Sunday, September 29, 2019

The Black Prince: Part I by P.J. Fox



I am annoyed.

I'm annoyed, because this series started out so good and then it was like everything that made this series really good and unique was removed in this latest installment. THE DEMON OF DARKLING REACH was a slow-burn romance with danger and rich world-building. THE WHITE QUEEN developed that world-building further, and even though it was a little slower than the previous book, I liked getting insight into Tristan's mysterious backstory and seeing his dark kingdom teeter on the precipice of war.

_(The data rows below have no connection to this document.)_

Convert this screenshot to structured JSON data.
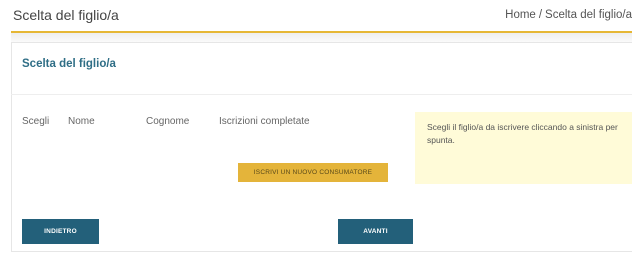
{
  "header": {
    "page_title": "Scelta del figlio/a",
    "breadcrumb": [
      "Home",
      "Scelta del figlio/a"
    ],
    "breadcrumb_separator": "/"
  },
  "card": {
    "title": "Scelta del figlio/a",
    "columns": [
      "Scegli",
      "Nome",
      "Cognome",
      "Iscrizioni completate"
    ],
    "hint": "Scegli il figlio/a da iscrivere cliccando a sinistra per spunta.",
    "add_button": "ISCRIVI UN NUOVO CONSUMATORE"
  },
  "footer": {
    "back_button": "INDIETRO",
    "next_button": "AVANTI"
  },
  "colors": {
    "accent_gold": "#e6b735",
    "primary_blue": "#23607a",
    "title_blue": "#2f6e86",
    "hint_background": "#fffbd8"
  }
}
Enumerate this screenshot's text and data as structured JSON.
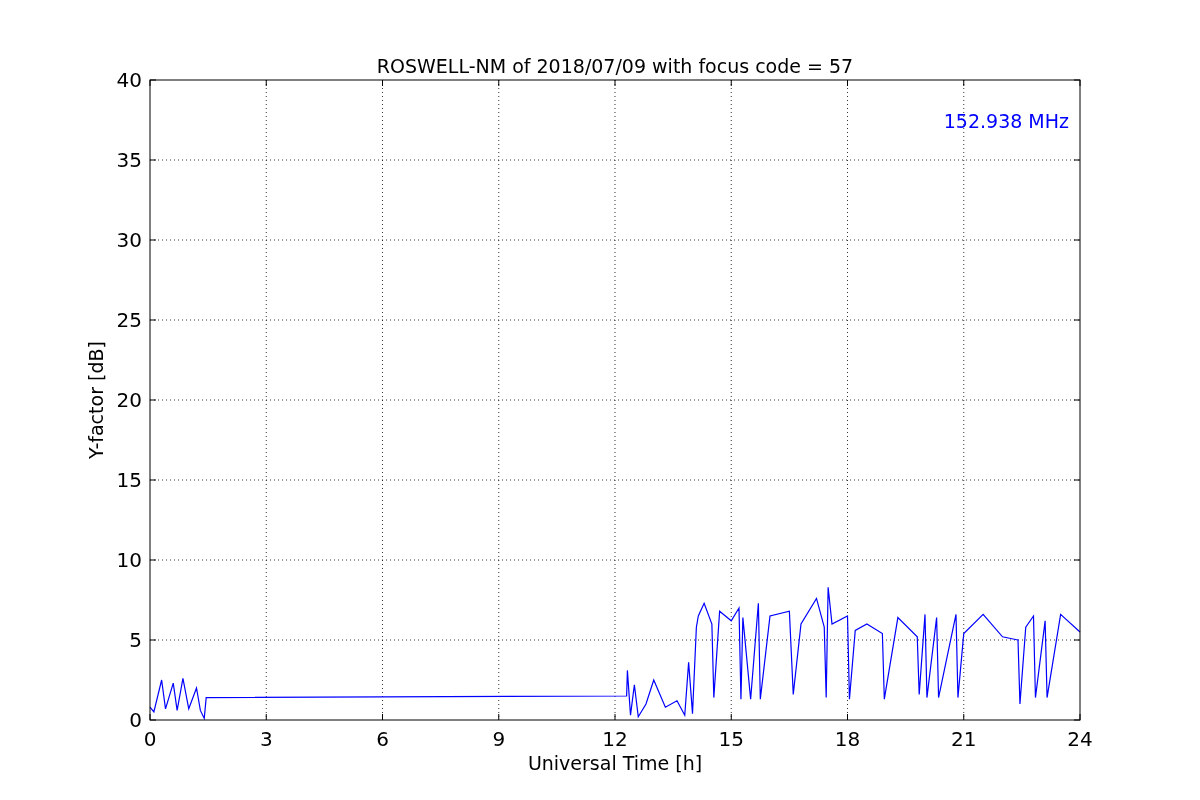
{
  "figure": {
    "chart_data": {
      "type": "line",
      "title": "ROSWELL-NM of 2018/07/09 with focus code = 57",
      "xlabel": "Universal Time [h]",
      "ylabel": "Y-factor [dB]",
      "x": [
        0,
        0.1,
        0.3,
        0.4,
        0.6,
        0.7,
        0.85,
        1.0,
        1.2,
        1.3,
        1.4,
        1.45,
        12.3,
        12.32,
        12.4,
        12.5,
        12.6,
        12.8,
        13.0,
        13.3,
        13.6,
        13.8,
        13.9,
        14.0,
        14.1,
        14.15,
        14.3,
        14.5,
        14.55,
        14.7,
        15.0,
        15.2,
        15.25,
        15.3,
        15.5,
        15.7,
        15.75,
        16.0,
        16.5,
        16.6,
        16.8,
        17.2,
        17.4,
        17.45,
        17.5,
        17.6,
        18.0,
        18.05,
        18.2,
        18.5,
        18.9,
        18.95,
        19.3,
        19.8,
        19.85,
        20.0,
        20.05,
        20.3,
        20.35,
        20.8,
        20.85,
        21.0,
        21.5,
        22.0,
        22.4,
        22.45,
        22.6,
        22.8,
        22.85,
        23.1,
        23.15,
        23.5,
        24
      ],
      "series": [
        {
          "name": "152.938 MHz",
          "color": "#0000ff",
          "values": [
            0.8,
            0.5,
            2.5,
            0.7,
            2.3,
            0.6,
            2.6,
            0.7,
            2.0,
            0.6,
            0.1,
            1.4,
            1.5,
            3.1,
            0.3,
            2.2,
            0.2,
            1.0,
            2.5,
            0.8,
            1.2,
            0.3,
            3.6,
            0.4,
            5.8,
            6.5,
            7.3,
            6.0,
            1.4,
            6.8,
            6.2,
            7.0,
            1.3,
            6.4,
            1.3,
            7.3,
            1.3,
            6.5,
            6.8,
            1.6,
            6.0,
            7.6,
            5.8,
            1.4,
            8.3,
            6.0,
            6.5,
            1.3,
            5.6,
            6.0,
            5.4,
            1.3,
            6.4,
            5.2,
            1.6,
            6.6,
            1.4,
            6.4,
            1.4,
            6.6,
            1.4,
            5.4,
            6.6,
            5.2,
            5.0,
            1.0,
            5.8,
            6.5,
            1.4,
            6.2,
            1.4,
            6.6,
            5.5
          ]
        }
      ],
      "xlim": [
        0,
        24
      ],
      "ylim": [
        0,
        40
      ],
      "xticks": [
        0,
        3,
        6,
        9,
        12,
        15,
        18,
        21,
        24
      ],
      "yticks": [
        0,
        5,
        10,
        15,
        20,
        25,
        30,
        35,
        40
      ],
      "grid": true
    }
  }
}
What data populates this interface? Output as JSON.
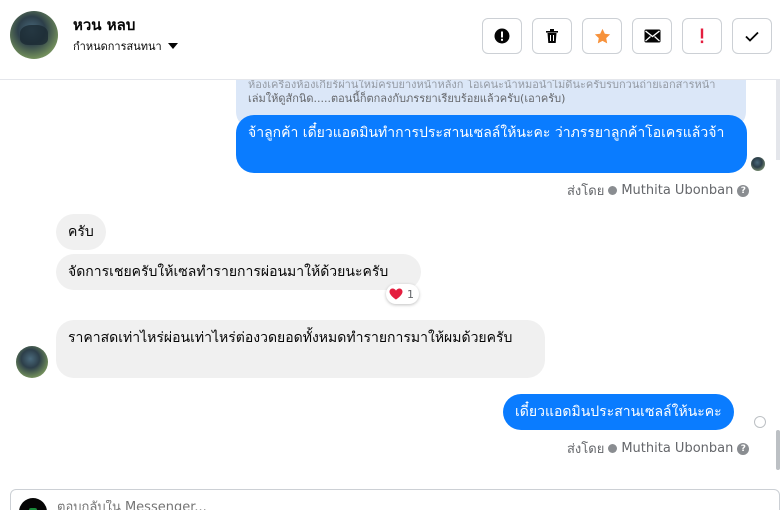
{
  "header": {
    "name": "หวน หลบ",
    "sub_label": "กำหนดการสนทนา"
  },
  "toolbar": {
    "buttons": [
      {
        "icon": "alert-circle-icon",
        "color": "#050505"
      },
      {
        "icon": "trash-icon",
        "color": "#050505"
      },
      {
        "icon": "star-icon",
        "color": "#f7923b"
      },
      {
        "icon": "envelope-icon",
        "color": "#050505"
      },
      {
        "icon": "exclamation-icon",
        "color": "#e41e3f"
      },
      {
        "icon": "check-icon",
        "color": "#050505"
      }
    ]
  },
  "messages": {
    "quote_line1": "ห้องเครื่องห้องเกียร์ผ่านใหม่ครบยางหน้าหลังก โอเคนะน้าหมอนำไม่ดีนะครับรบกวนถ่ายเอกสารหน้า",
    "quote_line2": "เล่มให้ดูสักนิด.....ตอนนี้ก็ตกลงกับภรรยาเรียบร้อยแล้วครับ(เอาครับ)",
    "out1": "จ้าลูกค้า เดี๋ยวแอดมินทำการประสานเซลล์ให้นะคะ ว่าภรรยาลูกค้าโอเครแล้วจ้า",
    "sent_by_label": "ส่งโดย",
    "sender": "Muthita Ubonban",
    "in1": "ครับ",
    "in2": "จัดการเชยครับให้เซลทำรายการผ่อนมาให้ด้วยนะครับ",
    "reaction_count": "1",
    "in3": "ราคาสดเท่าไหร่ผ่อนเท่าไหร่ต่องวดยอดทั้งหมดทำรายการมาให้ผมด้วยครับ",
    "out2": "เดี๋ยวแอดมินประสานเซลล์ให้นะคะ"
  },
  "composer": {
    "placeholder": "ตอบกลับใน Messenger..."
  },
  "colors": {
    "accent": "#0a7cff",
    "incoming_bubble": "#f0f0f0",
    "quote_bubble": "#dbe7f8",
    "reaction_heart": "#e41e3f"
  }
}
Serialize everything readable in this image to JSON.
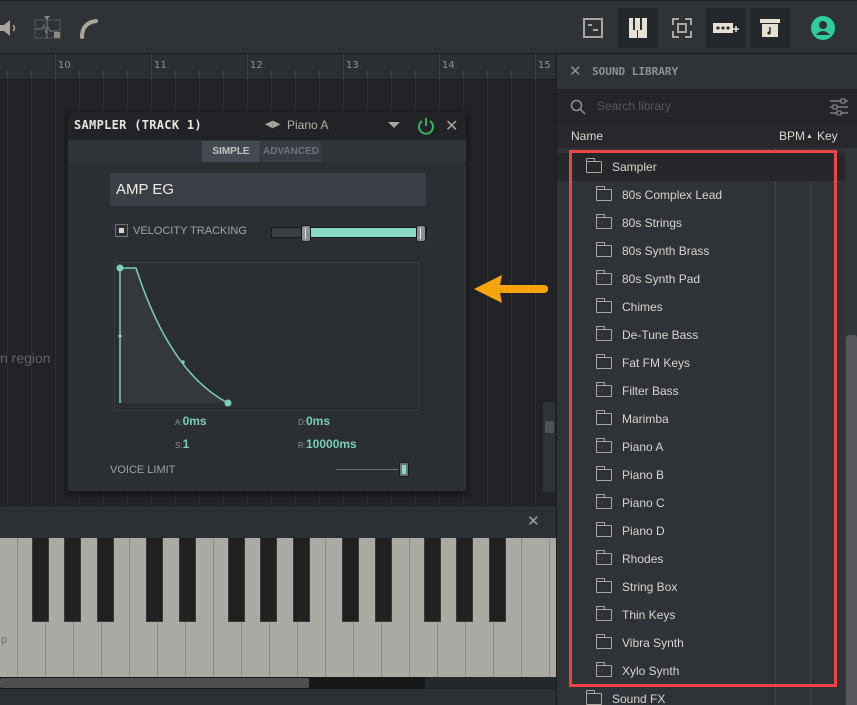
{
  "toolbar": {
    "left_icons": [
      "speaker-icon",
      "waveform-lock-icon",
      "curve-icon"
    ],
    "right_icons": [
      "mixer-icon",
      "piano-keys-icon",
      "focus-icon",
      "add-device-icon",
      "sound-library-icon",
      "account-icon"
    ],
    "accent": "#2ecc9a"
  },
  "ruler": {
    "bars": [
      "10",
      "11",
      "12",
      "13",
      "14",
      "15"
    ]
  },
  "tracks": {
    "hint_text": "n region"
  },
  "sampler": {
    "title": "SAMPLER (TRACK 1)",
    "preset": "Piano A",
    "tabs": [
      {
        "label": "SIMPLE",
        "active": true
      },
      {
        "label": "ADVANCED",
        "active": false
      }
    ],
    "section_title": "AMP EG",
    "velocity_tracking": {
      "label": "VELOCITY TRACKING",
      "checked": true,
      "range_low": 0.22,
      "range_high": 1.0
    },
    "envelope": {
      "attack_label": "A:",
      "attack": "0ms",
      "decay_label": "D:",
      "decay": "0ms",
      "sustain_label": "S:",
      "sustain": "1",
      "release_label": "R:",
      "release": "10000ms"
    },
    "voice_limit": {
      "label": "VOICE LIMIT",
      "value_fraction": 1.0
    },
    "accent": "#86d9c4"
  },
  "piano": {
    "label_fragment": "p"
  },
  "library": {
    "title": "SOUND LIBRARY",
    "search_placeholder": "Search library",
    "columns": {
      "name": "Name",
      "bpm": "BPM",
      "key": "Key",
      "sort_indicator": "▲"
    },
    "root_folder": "Sampler",
    "items": [
      "80s Complex Lead",
      "80s Strings",
      "80s Synth Brass",
      "80s Synth Pad",
      "Chimes",
      "De-Tune Bass",
      "Fat FM Keys",
      "Filter Bass",
      "Marimba",
      "Piano A",
      "Piano B",
      "Piano C",
      "Piano D",
      "Rhodes",
      "String Box",
      "Thin Keys",
      "Vibra Synth",
      "Xylo Synth"
    ],
    "next_root_folder": "Sound FX",
    "highlight_color": "#ef4444"
  },
  "annotation": {
    "arrow_color": "#f5a50a",
    "direction": "left"
  }
}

In THE BLACK PRINCE: PART I, Tristan and Isla are married and Isla is trying to resign herself to no longer having a mind of her own. She was such a strong character in the first book especially, and now she is just a pale shadow of herself, subservient and unhappy, but seemingly unwilling to take action to remedy that. This is a woman who ran an entire castle herself and relied on wit and reason to get by, since everyone else was writing her off as the "ugly" sister. It was this wit and reason that ensnared Tristan in the first place, and I was very unhappy to see all of that determination and sparkling wit disappear.

Hart is the focus of this book, relegating the other characters to the background, and while that is fine, it was weird seeing a previously supporting character suddenly become the main character. The author did something similar with Tristan in the previous book, having his prologue make up 1/3 of the story, but that at least made sense since he was the love interest. The focus on Hart felt more like filler, since he was kind of irrelevant before. But Hart is now Tristan's right hand man, and feared in his own right as a ruthless soldier and torturer who brooks no defiance or treason. Power and allegiance to Tristan has brought out his darker tendencies and made him positively demonic.

Sadly, I actually liked the secondary romance between him and Lissa more than I did the romance between Isla and Tristan. Now that the two of them are together and playing house, it feels like they're going through the motions and have a very passive, very Edward and Bella sort of romance.

I actually ended up skimming large portions of this book because I was so frustrated. Reading this reminded me of GAME OF THRONES, and not in a good way-- it started feeling like a derivative fantasy novel that was being grimdark for the sake of being grimdark, and keeping obnoxious characters alive purely to have them annoy the hell out of you until they could be cathartically killed at the last possible moment (I'm looking at you, Rowena), regardless of how much it didn't make sense. Isla knew what Rowena is capable of, and had so many opportunities to get rid of her. Also, her father was AWFUL. I hated him in the previous books and thought him a weak character, but in this book we find out how wretched he really was. If you ask me, he got off way too easy. :|

I'm not sure I'll be returning to read the second part of this book.